Chrono-topologies: Hybrid Spatialities and Multiple Temporalities

Another book that has been recommended to me:
Chrono-topologies: Hybrid Spatialities and Multiple Temporalities
Edited and Introduced by Leslie Kavanaugh
The twelve papers collected in this volume explore the consequences of time, and its relationship with space, through a multi-disciplinary approach, including the philosophy of space and time, social geography, post-Marxian social theory, new network theory, philosophy of art and culture, musicology, evolutionary biology, historiography, psychoanalytic theory, and comparative literature.

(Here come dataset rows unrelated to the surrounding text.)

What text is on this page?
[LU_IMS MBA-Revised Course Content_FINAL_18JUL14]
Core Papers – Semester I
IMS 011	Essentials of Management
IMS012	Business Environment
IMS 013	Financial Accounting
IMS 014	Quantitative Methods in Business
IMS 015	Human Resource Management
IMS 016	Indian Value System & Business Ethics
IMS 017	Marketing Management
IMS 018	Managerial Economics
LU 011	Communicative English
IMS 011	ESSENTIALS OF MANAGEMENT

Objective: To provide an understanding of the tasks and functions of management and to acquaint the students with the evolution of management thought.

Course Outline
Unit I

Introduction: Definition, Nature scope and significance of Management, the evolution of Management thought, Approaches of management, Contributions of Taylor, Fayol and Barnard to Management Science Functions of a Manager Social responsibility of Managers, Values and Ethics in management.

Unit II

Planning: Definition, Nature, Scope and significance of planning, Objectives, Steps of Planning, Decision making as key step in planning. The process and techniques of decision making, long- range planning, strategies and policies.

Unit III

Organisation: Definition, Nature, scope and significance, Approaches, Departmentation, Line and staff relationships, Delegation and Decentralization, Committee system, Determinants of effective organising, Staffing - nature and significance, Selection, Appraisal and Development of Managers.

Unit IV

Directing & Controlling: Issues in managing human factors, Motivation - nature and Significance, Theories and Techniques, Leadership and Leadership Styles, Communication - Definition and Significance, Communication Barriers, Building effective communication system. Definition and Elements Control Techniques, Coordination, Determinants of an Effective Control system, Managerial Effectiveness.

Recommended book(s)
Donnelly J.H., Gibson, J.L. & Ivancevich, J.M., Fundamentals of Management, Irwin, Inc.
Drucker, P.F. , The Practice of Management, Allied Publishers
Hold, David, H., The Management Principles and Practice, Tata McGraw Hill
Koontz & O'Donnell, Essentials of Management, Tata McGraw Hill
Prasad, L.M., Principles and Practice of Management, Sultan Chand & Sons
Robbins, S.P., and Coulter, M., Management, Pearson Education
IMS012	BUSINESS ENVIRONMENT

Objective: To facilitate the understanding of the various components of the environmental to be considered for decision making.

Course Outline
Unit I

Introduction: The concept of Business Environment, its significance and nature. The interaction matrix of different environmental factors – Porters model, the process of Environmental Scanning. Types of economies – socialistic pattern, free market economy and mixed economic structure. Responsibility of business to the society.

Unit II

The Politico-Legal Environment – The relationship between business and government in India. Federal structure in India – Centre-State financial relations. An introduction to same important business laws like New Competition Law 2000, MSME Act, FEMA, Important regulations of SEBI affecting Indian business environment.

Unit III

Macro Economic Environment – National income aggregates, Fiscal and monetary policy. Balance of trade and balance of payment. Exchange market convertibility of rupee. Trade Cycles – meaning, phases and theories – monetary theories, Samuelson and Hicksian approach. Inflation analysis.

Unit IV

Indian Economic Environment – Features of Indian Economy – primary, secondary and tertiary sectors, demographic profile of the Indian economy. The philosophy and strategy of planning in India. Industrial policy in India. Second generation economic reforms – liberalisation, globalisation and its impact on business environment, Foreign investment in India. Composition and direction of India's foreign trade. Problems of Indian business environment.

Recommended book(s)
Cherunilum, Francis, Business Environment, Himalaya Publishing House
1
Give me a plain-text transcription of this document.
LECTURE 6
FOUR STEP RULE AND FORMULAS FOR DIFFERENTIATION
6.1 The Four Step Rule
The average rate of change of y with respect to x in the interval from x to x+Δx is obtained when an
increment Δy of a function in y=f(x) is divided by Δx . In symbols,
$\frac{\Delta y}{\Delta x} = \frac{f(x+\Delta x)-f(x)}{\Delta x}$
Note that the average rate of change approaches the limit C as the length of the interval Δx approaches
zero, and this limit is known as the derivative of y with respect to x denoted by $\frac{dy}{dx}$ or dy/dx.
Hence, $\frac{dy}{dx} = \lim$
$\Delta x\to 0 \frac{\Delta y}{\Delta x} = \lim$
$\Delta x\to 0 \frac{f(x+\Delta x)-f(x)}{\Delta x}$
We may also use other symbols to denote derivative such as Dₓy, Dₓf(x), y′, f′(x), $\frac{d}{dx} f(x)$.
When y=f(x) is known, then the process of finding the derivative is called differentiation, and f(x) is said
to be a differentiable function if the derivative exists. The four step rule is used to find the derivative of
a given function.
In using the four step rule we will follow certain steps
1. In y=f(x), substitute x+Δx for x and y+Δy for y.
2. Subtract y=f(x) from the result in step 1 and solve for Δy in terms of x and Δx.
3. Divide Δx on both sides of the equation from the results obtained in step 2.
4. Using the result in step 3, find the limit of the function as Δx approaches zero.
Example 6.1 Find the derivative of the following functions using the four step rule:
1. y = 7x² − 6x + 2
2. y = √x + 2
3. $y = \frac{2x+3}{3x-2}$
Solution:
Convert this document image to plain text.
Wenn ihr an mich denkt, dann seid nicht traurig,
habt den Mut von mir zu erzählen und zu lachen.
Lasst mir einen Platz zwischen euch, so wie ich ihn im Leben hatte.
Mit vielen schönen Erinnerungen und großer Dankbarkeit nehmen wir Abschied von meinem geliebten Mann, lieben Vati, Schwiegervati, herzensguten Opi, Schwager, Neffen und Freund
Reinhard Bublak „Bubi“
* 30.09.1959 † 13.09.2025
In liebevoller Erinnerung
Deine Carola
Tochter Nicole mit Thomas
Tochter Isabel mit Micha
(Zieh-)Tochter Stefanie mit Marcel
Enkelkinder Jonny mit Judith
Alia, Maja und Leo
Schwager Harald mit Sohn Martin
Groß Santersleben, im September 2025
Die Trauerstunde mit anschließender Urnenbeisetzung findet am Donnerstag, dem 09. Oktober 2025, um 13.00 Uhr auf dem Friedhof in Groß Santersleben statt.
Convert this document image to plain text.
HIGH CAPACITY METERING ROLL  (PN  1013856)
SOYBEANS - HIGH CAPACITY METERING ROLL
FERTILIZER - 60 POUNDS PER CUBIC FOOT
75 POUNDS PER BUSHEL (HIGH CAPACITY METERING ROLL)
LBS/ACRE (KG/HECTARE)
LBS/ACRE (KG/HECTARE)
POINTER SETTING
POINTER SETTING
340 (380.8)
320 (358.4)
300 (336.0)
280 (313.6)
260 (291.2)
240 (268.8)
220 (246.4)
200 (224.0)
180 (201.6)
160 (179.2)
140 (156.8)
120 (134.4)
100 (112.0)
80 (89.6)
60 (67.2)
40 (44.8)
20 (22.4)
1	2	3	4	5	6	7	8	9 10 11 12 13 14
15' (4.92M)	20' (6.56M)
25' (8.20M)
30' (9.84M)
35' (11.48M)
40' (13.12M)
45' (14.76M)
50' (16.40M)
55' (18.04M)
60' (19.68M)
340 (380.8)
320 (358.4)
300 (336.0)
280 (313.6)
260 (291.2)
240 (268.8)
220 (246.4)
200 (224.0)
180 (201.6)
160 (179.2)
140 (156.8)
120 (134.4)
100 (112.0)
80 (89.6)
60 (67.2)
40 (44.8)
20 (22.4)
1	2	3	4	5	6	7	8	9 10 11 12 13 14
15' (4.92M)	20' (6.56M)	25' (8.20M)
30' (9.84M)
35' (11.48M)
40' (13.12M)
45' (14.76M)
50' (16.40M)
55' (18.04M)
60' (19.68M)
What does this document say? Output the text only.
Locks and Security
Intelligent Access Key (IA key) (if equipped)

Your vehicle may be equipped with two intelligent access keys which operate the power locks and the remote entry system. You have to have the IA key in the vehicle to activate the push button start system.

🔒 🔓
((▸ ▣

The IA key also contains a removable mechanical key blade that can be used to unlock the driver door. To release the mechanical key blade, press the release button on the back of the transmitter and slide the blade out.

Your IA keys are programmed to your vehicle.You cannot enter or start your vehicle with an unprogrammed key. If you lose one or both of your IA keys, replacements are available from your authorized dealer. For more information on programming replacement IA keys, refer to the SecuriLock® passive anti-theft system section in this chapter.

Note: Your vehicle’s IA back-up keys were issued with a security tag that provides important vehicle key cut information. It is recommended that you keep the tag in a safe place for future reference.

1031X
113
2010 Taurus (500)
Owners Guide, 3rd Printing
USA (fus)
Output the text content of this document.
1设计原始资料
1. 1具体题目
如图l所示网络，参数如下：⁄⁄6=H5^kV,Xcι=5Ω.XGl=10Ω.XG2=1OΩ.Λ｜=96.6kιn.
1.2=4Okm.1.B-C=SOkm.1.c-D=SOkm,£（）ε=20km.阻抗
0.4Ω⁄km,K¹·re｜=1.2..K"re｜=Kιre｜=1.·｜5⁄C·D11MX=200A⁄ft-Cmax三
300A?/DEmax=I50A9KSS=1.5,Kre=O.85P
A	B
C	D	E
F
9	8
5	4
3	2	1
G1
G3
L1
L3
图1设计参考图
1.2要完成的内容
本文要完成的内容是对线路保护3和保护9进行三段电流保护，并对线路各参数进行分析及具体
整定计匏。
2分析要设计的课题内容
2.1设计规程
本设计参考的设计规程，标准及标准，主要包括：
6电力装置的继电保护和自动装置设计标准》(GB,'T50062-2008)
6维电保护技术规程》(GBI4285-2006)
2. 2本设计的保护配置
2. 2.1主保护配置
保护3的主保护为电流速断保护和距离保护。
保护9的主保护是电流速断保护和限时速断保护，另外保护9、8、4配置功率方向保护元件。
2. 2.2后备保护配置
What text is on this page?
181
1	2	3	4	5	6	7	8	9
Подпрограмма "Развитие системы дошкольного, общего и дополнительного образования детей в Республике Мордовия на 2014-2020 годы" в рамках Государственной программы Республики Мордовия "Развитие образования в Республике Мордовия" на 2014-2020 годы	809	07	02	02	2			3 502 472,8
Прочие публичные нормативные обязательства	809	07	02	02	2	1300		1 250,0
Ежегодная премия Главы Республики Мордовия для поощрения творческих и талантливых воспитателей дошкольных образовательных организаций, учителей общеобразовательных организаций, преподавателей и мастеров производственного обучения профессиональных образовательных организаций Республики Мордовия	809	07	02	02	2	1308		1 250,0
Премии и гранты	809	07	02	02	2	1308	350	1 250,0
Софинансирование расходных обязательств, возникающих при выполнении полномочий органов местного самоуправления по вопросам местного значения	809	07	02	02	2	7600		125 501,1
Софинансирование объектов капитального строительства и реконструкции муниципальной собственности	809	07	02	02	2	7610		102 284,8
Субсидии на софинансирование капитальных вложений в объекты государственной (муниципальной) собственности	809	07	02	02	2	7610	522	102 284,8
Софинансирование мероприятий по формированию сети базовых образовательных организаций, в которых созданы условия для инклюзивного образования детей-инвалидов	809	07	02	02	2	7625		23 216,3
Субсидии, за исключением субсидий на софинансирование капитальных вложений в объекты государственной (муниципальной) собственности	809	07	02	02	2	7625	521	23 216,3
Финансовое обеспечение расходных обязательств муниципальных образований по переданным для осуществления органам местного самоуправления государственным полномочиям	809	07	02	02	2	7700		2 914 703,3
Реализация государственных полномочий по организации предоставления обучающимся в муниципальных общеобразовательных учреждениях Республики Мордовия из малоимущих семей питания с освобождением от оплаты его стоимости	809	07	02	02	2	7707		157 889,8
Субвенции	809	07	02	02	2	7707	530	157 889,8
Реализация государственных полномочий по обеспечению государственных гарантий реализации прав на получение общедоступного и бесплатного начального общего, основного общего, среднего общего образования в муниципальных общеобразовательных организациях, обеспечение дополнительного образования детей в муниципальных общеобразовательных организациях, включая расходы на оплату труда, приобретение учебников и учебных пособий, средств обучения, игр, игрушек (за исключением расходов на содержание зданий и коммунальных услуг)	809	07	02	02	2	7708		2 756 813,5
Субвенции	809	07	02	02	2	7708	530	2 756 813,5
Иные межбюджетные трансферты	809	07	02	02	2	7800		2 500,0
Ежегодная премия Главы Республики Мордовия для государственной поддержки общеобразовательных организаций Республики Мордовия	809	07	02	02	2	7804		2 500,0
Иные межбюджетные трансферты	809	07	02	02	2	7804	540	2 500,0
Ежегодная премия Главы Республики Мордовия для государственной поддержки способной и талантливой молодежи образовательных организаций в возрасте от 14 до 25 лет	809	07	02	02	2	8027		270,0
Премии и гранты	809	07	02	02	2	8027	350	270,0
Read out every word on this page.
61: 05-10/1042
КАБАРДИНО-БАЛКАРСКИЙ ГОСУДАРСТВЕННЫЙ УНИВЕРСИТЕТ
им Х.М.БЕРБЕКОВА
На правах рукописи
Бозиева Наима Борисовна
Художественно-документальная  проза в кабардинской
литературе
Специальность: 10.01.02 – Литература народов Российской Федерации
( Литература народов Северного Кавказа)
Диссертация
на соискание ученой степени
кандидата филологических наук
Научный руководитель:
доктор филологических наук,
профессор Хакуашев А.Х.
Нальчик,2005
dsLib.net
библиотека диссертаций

The chief inspiration for this collection came from the realization that although mathematics and the quantum-relativity debate in physics had fully established the concept of space-time, this realization had not been worked through into other areas of concern with concepts of spatiality and temporality. The result of this exploration is to conclude that hybrid spatialities and multiple temporalities become heterogeneous and yet interrelated with the others.
Peter Galison, Richard T. W. Arthur, Nader El-Bizri, Chunglin Kwa, Leslie Kavanaugh, Mary Lynne Ellis, Patricia Locke, Sander van Maas, Raviv Ganchrow, Josef Früchtl, M. Christine Boyer, and Antoine Picon.